Sur la piste de danse

Les jeux de rythme sont une manne inépuisable dans l'archipel nippon. Atlus s'était déjà essayé au genre en 2015, en lançant Persona 4 : Dancing All Night. Les joueurs avaient ainsi la possibilité de renouer avec l'univers du jeu originel et de ses personnages, le tout en replongeant dans l'OST que ce soit par les pistes originales ou des versions remixées.

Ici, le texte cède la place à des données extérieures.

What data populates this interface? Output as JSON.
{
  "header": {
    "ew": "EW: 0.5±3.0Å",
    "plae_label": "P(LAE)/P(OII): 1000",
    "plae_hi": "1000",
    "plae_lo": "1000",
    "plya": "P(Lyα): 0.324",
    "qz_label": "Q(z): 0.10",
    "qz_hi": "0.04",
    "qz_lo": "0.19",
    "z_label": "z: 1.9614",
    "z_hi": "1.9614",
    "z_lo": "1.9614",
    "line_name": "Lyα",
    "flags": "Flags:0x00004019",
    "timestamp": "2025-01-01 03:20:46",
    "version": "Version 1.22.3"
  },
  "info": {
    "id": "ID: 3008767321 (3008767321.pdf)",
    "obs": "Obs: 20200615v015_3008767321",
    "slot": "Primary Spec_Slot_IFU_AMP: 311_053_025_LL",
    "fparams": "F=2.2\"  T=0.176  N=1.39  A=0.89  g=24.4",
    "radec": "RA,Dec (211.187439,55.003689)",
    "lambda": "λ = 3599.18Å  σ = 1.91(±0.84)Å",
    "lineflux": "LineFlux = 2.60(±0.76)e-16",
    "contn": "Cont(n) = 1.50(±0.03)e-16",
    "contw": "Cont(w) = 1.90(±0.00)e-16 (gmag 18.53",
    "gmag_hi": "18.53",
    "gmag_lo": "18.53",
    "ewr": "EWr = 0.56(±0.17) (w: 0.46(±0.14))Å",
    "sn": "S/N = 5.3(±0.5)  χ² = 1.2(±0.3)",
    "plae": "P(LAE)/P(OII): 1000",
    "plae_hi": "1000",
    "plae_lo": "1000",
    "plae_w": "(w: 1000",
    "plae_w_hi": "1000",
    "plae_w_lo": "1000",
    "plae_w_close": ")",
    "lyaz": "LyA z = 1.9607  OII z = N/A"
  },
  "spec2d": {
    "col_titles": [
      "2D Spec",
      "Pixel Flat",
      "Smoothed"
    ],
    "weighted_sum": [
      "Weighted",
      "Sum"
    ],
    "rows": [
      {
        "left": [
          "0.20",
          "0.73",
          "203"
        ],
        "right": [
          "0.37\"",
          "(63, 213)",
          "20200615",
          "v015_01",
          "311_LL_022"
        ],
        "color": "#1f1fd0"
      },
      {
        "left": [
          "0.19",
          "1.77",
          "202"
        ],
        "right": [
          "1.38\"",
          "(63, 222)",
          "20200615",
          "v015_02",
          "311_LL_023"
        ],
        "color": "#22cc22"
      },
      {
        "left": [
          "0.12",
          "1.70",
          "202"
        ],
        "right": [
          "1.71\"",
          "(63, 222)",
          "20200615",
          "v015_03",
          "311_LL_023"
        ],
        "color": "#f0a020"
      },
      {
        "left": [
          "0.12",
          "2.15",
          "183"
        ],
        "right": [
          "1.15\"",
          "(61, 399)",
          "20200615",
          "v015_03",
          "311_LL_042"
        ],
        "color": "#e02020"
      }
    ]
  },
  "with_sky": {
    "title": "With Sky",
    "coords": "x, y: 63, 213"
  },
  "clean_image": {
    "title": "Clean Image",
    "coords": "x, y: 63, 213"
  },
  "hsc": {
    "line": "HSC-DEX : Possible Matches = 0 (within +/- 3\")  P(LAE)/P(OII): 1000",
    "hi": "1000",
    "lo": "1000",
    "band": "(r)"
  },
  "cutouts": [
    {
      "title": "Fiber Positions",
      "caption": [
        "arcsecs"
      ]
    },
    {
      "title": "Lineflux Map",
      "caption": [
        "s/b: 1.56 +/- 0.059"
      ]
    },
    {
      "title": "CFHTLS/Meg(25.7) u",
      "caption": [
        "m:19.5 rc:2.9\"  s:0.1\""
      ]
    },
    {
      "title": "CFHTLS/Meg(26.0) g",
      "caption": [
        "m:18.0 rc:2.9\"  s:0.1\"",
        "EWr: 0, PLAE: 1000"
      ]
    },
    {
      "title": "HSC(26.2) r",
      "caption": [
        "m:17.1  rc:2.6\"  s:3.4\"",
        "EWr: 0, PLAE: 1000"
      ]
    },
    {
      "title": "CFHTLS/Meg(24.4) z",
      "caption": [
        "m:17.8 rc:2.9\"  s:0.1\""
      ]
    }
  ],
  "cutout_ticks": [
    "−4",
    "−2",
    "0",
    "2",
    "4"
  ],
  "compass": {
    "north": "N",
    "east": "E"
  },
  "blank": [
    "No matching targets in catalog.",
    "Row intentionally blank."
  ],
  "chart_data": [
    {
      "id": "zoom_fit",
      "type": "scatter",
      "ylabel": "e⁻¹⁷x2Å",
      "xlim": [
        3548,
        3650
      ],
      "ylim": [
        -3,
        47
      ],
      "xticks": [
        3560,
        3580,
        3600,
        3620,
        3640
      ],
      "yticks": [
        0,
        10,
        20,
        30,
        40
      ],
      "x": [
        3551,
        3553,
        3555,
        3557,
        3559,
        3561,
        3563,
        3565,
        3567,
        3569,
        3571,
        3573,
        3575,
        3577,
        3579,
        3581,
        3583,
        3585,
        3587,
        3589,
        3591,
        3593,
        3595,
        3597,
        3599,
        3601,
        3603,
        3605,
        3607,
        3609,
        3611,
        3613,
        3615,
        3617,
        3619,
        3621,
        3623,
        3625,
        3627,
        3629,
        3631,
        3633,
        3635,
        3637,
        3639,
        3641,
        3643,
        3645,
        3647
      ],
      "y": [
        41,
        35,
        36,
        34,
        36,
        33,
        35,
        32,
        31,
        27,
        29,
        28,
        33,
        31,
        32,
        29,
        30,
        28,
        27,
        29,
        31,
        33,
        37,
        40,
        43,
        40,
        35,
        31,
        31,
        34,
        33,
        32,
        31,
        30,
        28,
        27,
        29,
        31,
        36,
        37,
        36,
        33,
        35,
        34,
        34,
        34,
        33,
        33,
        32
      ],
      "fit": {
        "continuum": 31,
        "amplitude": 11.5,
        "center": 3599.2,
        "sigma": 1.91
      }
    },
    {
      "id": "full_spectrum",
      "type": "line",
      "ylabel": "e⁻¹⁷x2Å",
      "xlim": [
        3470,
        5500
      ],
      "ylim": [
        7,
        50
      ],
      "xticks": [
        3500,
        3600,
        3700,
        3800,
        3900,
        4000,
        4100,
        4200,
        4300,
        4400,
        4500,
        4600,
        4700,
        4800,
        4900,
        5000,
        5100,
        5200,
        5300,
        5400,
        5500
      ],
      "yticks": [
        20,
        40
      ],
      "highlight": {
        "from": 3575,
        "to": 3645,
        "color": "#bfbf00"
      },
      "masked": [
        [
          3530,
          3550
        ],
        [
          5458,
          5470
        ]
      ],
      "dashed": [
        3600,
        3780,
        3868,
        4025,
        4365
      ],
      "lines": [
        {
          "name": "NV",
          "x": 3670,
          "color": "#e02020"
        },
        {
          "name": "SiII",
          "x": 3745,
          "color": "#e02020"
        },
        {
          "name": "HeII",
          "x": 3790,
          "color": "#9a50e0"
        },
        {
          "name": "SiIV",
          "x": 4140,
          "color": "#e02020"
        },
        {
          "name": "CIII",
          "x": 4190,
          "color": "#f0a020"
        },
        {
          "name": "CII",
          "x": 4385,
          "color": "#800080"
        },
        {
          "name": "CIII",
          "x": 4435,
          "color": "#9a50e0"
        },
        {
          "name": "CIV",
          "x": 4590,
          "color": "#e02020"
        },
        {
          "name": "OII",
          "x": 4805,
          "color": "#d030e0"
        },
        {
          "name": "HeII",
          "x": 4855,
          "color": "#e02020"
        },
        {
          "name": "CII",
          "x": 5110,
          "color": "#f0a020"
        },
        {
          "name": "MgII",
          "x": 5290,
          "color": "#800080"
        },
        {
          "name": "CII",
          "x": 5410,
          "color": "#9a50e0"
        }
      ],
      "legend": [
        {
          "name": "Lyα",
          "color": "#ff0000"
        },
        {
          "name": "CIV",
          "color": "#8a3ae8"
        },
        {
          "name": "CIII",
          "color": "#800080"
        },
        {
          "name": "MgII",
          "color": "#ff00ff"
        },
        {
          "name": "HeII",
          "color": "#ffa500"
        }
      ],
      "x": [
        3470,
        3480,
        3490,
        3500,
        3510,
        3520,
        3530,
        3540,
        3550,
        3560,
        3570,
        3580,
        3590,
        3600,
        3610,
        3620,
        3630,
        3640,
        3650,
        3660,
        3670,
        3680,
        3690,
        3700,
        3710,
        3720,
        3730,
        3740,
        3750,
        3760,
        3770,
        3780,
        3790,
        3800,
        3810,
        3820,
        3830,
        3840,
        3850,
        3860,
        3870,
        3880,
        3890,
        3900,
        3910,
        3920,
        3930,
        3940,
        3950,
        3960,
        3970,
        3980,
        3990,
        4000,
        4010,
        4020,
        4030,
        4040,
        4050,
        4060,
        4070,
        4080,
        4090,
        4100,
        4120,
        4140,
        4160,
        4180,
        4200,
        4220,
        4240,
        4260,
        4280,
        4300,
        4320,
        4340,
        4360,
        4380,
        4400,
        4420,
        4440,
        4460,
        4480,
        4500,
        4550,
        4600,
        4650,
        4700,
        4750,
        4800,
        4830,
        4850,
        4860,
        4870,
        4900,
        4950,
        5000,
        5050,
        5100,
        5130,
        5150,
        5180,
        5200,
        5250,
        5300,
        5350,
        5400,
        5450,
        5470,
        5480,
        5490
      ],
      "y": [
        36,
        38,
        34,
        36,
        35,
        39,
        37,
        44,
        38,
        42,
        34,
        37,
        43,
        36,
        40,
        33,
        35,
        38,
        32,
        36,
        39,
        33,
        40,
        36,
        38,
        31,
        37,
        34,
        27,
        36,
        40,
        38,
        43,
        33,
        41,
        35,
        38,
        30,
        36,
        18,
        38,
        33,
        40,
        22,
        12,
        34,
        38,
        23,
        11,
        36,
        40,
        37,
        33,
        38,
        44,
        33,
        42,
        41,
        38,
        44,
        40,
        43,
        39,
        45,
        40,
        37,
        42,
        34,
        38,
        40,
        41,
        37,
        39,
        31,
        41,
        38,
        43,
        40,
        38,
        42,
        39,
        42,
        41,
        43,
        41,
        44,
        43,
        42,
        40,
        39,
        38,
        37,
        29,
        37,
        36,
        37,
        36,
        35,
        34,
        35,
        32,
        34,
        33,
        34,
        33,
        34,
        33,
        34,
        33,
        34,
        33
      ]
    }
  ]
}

Atlus remet le couvert en 2018 en sortant, en même temps, deux jeux de rythme : Persona 3 : Dancing in Moonlight et Persona 5 : Dancing in Starlight. Loin de changer une recette gagnante, la recette demeure la même que celle de leurs prédécesseurs : offrir aux joueurs la possibilité de voir les personnages de l'opus danser (en rythme s'il vous plaît) sur une OST mêlant pistes originelles et versions remixées. Débarquant en nos contrées en décembre (soit huit mois après la sortie nippone) que vaut donc Persona 3 : Dancing in Moonlight ?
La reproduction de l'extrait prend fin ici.